Flushed with success: Indian PM celebrates building ‘20 million toilets in two years’
Open defecation has long been a major health and sanitation problem in India
Indian Prime Minister Narendra Modi said Monday his government had built more than 20 million toilets and brought electricity to thousands of villages as he delivered an Independence Day report card.
From the ramparts of Delhi’s 17th-century Red Fort, Modi vowed that his administration was on track to meet its pledge of providing power and toilets to every household across the world’s second most populous nation.
Modi drew praise in his first August 15 speech in 2014 as he tackled often taboo issues such as sexual violence and a lack of toilets, promising to build one for every household within four years.
“Today I can say that in such short time, more than 20 million toilets have been built in India’s villages and more than 70,000 are free of open defecation,” Modi said to loud applause.
Open defecation has long been a major health and sanitation problem in India, where almost 594 million people – nearly half the population – defecate in the open, according to Unicef.
Modi has stressed the need to clean up India since storming to power in 2014 and has repeatedly urged every household to have a toilet to end the spread of disease and illnesses such as diarrhoea.

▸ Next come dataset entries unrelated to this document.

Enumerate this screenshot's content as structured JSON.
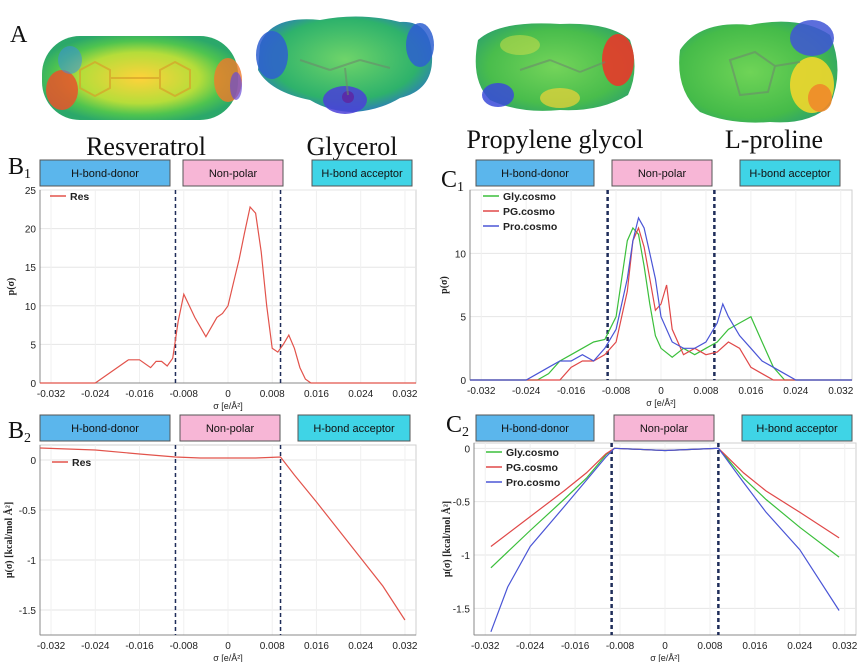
{
  "panel_a": {
    "label": "A",
    "molecules": [
      {
        "name": "Resveratrol",
        "icon": "resveratrol-esp-surface"
      },
      {
        "name": "Glycerol",
        "icon": "glycerol-esp-surface"
      },
      {
        "name": "Propylene glycol",
        "icon": "propylene-glycol-esp-surface"
      },
      {
        "name": "L-proline",
        "icon": "l-proline-esp-surface"
      }
    ]
  },
  "colors": {
    "donor_box": "#5bb6ec",
    "nonpolar_box": "#f7b6d6",
    "acceptor_box": "#3fd4e6",
    "res": "#e2534b",
    "gly": "#3bbf3b",
    "pg": "#e04848",
    "pro": "#4a55d6",
    "divider": "#1f2d5a"
  },
  "region_labels": {
    "donor": "H-bond-donor",
    "nonpolar": "Non-polar",
    "acceptor": "H-bond acceptor"
  },
  "chart_data": [
    {
      "panel": "B1",
      "label_main": "B",
      "label_sub": "1",
      "type": "line",
      "xlabel": "σ [e/Å²]",
      "ylabel": "p(σ)",
      "xlim": [
        -0.034,
        0.034
      ],
      "ylim": [
        0,
        25
      ],
      "xticks": [
        "-0.032",
        "-0.024",
        "-0.016",
        "-0.008",
        "0",
        "0.008",
        "0.016",
        "0.024",
        "0.032"
      ],
      "yticks": [
        "0",
        "5",
        "10",
        "15",
        "20",
        "25"
      ],
      "dividers": [
        -0.0095,
        0.0095
      ],
      "series": [
        {
          "name": "Res",
          "color_key": "res",
          "x": [
            -0.034,
            -0.024,
            -0.021,
            -0.018,
            -0.016,
            -0.014,
            -0.013,
            -0.012,
            -0.011,
            -0.01,
            -0.009,
            -0.008,
            -0.007,
            -0.006,
            -0.004,
            -0.002,
            -0.001,
            0.0,
            0.001,
            0.002,
            0.003,
            0.004,
            0.005,
            0.006,
            0.007,
            0.008,
            0.009,
            0.01,
            0.011,
            0.012,
            0.013,
            0.014,
            0.015,
            0.016,
            0.034
          ],
          "y": [
            0,
            0,
            1.5,
            3.0,
            3.0,
            2.0,
            2.8,
            2.8,
            2.2,
            3.2,
            8.0,
            11.5,
            10.0,
            8.5,
            6.0,
            8.5,
            9.0,
            10.0,
            13.0,
            16.0,
            19.5,
            22.8,
            22.0,
            17.0,
            10.0,
            4.5,
            4.0,
            5.0,
            6.2,
            4.5,
            2.0,
            0.5,
            0,
            0,
            0
          ]
        }
      ]
    },
    {
      "panel": "C1",
      "label_main": "C",
      "label_sub": "1",
      "type": "line",
      "xlabel": "σ [e/Å²]",
      "ylabel": "p(σ)",
      "xlim": [
        -0.034,
        0.034
      ],
      "ylim": [
        0,
        15
      ],
      "xticks": [
        "-0.032",
        "-0.024",
        "-0.016",
        "-0.008",
        "0",
        "0.008",
        "0.016",
        "0.024",
        "0.032"
      ],
      "yticks": [
        "0",
        "5",
        "10"
      ],
      "dividers": [
        -0.0095,
        0.0095
      ],
      "series": [
        {
          "name": "Gly.cosmo",
          "color_key": "gly",
          "x": [
            -0.034,
            -0.022,
            -0.02,
            -0.018,
            -0.016,
            -0.014,
            -0.012,
            -0.01,
            -0.008,
            -0.007,
            -0.006,
            -0.005,
            -0.004,
            -0.003,
            -0.002,
            -0.001,
            0.0,
            0.002,
            0.004,
            0.006,
            0.008,
            0.01,
            0.012,
            0.014,
            0.016,
            0.018,
            0.02,
            0.022,
            0.034
          ],
          "y": [
            0,
            0,
            0.5,
            1.5,
            2.0,
            2.5,
            3.0,
            3.2,
            5.0,
            8.0,
            11.0,
            12.0,
            11.5,
            9.0,
            6.0,
            3.5,
            2.5,
            1.8,
            2.5,
            2.0,
            2.5,
            3.0,
            4.0,
            4.5,
            5.0,
            3.0,
            1.0,
            0,
            0
          ]
        },
        {
          "name": "PG.cosmo",
          "color_key": "pg",
          "x": [
            -0.034,
            -0.018,
            -0.016,
            -0.014,
            -0.012,
            -0.01,
            -0.008,
            -0.006,
            -0.005,
            -0.004,
            -0.003,
            -0.002,
            -0.001,
            0.0,
            0.001,
            0.002,
            0.004,
            0.006,
            0.008,
            0.01,
            0.012,
            0.014,
            0.016,
            0.018,
            0.02,
            0.034
          ],
          "y": [
            0,
            0,
            1.0,
            1.5,
            1.5,
            2.0,
            3.0,
            7.0,
            11.0,
            12.0,
            10.5,
            8.0,
            5.5,
            6.0,
            7.5,
            4.0,
            2.0,
            2.5,
            2.0,
            2.2,
            3.0,
            2.5,
            1.0,
            0.5,
            0,
            0
          ]
        },
        {
          "name": "Pro.cosmo",
          "color_key": "pro",
          "x": [
            -0.034,
            -0.024,
            -0.022,
            -0.02,
            -0.018,
            -0.016,
            -0.014,
            -0.012,
            -0.01,
            -0.008,
            -0.006,
            -0.005,
            -0.004,
            -0.003,
            -0.002,
            -0.001,
            0.0,
            0.002,
            0.004,
            0.006,
            0.008,
            0.01,
            0.011,
            0.012,
            0.014,
            0.016,
            0.018,
            0.02,
            0.022,
            0.024,
            0.034
          ],
          "y": [
            0,
            0,
            0.5,
            1.0,
            1.5,
            1.5,
            2.0,
            1.5,
            2.5,
            4.0,
            8.0,
            11.0,
            12.8,
            12.0,
            10.0,
            8.0,
            5.0,
            3.0,
            2.5,
            2.5,
            3.0,
            4.5,
            6.0,
            5.0,
            3.5,
            2.5,
            1.5,
            1.0,
            0.5,
            0,
            0
          ]
        }
      ]
    },
    {
      "panel": "B2",
      "label_main": "B",
      "label_sub": "2",
      "type": "line",
      "xlabel": "σ [e/Å²]",
      "ylabel": "μ(σ) [kcal/mol Å²]",
      "xlim": [
        -0.034,
        0.034
      ],
      "ylim": [
        -1.75,
        0.15
      ],
      "xticks": [
        "-0.032",
        "-0.024",
        "-0.016",
        "-0.008",
        "0",
        "0.008",
        "0.016",
        "0.024",
        "0.032"
      ],
      "yticks": [
        "0",
        "-0.5",
        "-1",
        "-1.5"
      ],
      "dividers": [
        -0.0095,
        0.0095
      ],
      "series": [
        {
          "name": "Res",
          "color_key": "res",
          "x": [
            -0.034,
            -0.024,
            -0.016,
            -0.0095,
            -0.005,
            0.0,
            0.005,
            0.0095,
            0.012,
            0.016,
            0.02,
            0.024,
            0.028,
            0.032
          ],
          "y": [
            0.12,
            0.1,
            0.06,
            0.03,
            0.02,
            0.02,
            0.02,
            0.03,
            -0.15,
            -0.42,
            -0.7,
            -0.98,
            -1.26,
            -1.6
          ]
        }
      ]
    },
    {
      "panel": "C2",
      "label_main": "C",
      "label_sub": "2",
      "type": "line",
      "xlabel": "σ [e/Å²]",
      "ylabel": "μ(σ) [kcal/mol Å²]",
      "xlim": [
        -0.034,
        0.034
      ],
      "ylim": [
        -1.75,
        0.05
      ],
      "xticks": [
        "-0.032",
        "-0.024",
        "-0.016",
        "-0.008",
        "0",
        "0.008",
        "0.016",
        "0.024",
        "0.032"
      ],
      "yticks": [
        "0",
        "-0.5",
        "-1",
        "-1.5"
      ],
      "dividers": [
        -0.0095,
        0.0095
      ],
      "series": [
        {
          "name": "Gly.cosmo",
          "color_key": "gly",
          "x": [
            -0.031,
            -0.024,
            -0.018,
            -0.014,
            -0.0105,
            -0.009,
            0.0,
            0.0095,
            0.0105,
            0.014,
            0.018,
            0.024,
            0.031
          ],
          "y": [
            -1.12,
            -0.77,
            -0.48,
            -0.28,
            -0.06,
            0.0,
            -0.02,
            0.0,
            -0.06,
            -0.28,
            -0.48,
            -0.74,
            -1.02
          ]
        },
        {
          "name": "PG.cosmo",
          "color_key": "pg",
          "x": [
            -0.031,
            -0.024,
            -0.018,
            -0.014,
            -0.0105,
            -0.009,
            0.0,
            0.0095,
            0.0105,
            0.014,
            0.018,
            0.024,
            0.031
          ],
          "y": [
            -0.92,
            -0.64,
            -0.4,
            -0.23,
            -0.05,
            0.0,
            -0.02,
            0.0,
            -0.05,
            -0.23,
            -0.4,
            -0.6,
            -0.84
          ]
        },
        {
          "name": "Pro.cosmo",
          "color_key": "pro",
          "x": [
            -0.031,
            -0.028,
            -0.024,
            -0.018,
            -0.014,
            -0.0105,
            -0.009,
            0.0,
            0.0095,
            0.0105,
            0.014,
            0.018,
            0.024,
            0.031
          ],
          "y": [
            -1.72,
            -1.3,
            -0.92,
            -0.55,
            -0.3,
            -0.08,
            0.0,
            -0.02,
            0.0,
            -0.07,
            -0.32,
            -0.6,
            -0.95,
            -1.52
          ]
        }
      ]
    }
  ]
}
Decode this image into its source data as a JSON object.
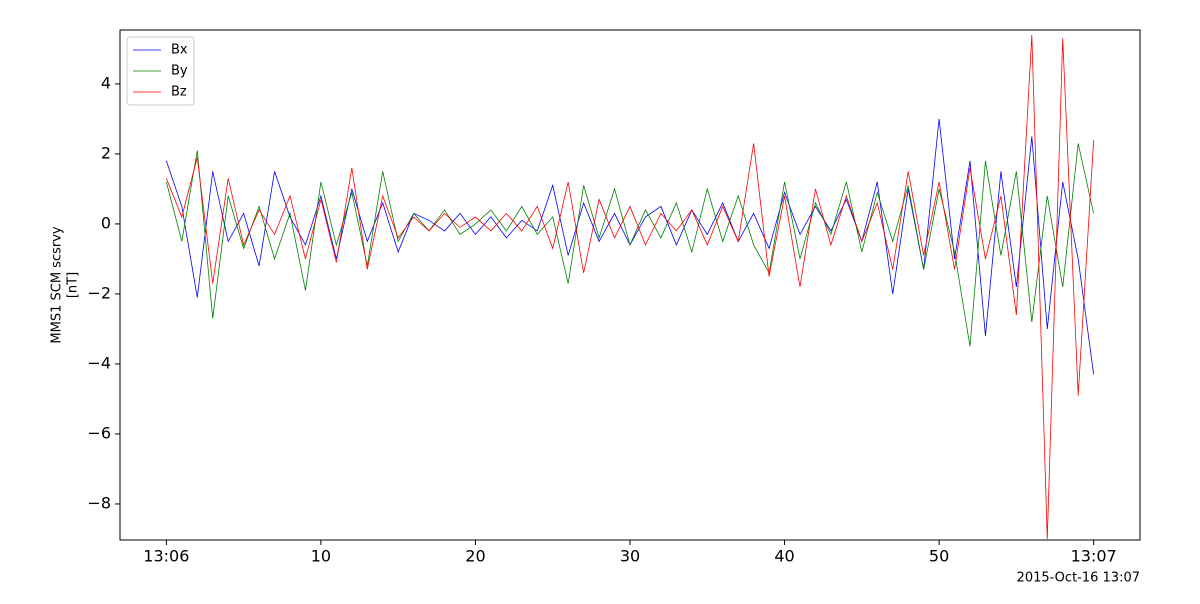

Last year’s speech saw Modi set a 1,000-day deadline for every village in India to get electricity, urging state governments responsible for power to ensure every community is finally linked to the national grid.
“We’re nearing 70 years of independence and these poor villages were forced to live in the 18th century all this while, but we promised to make the impossible possible,” Modi said.
“Today I am proud to say that even though we haven’t even completed half of those 1,000 days yet, we have already brought electricity to 10,000 of those 18,000 villages.”
Government figures released last year showed more than 300 million people in India – the world’s fastest-growing major economy – still had no access to electricity.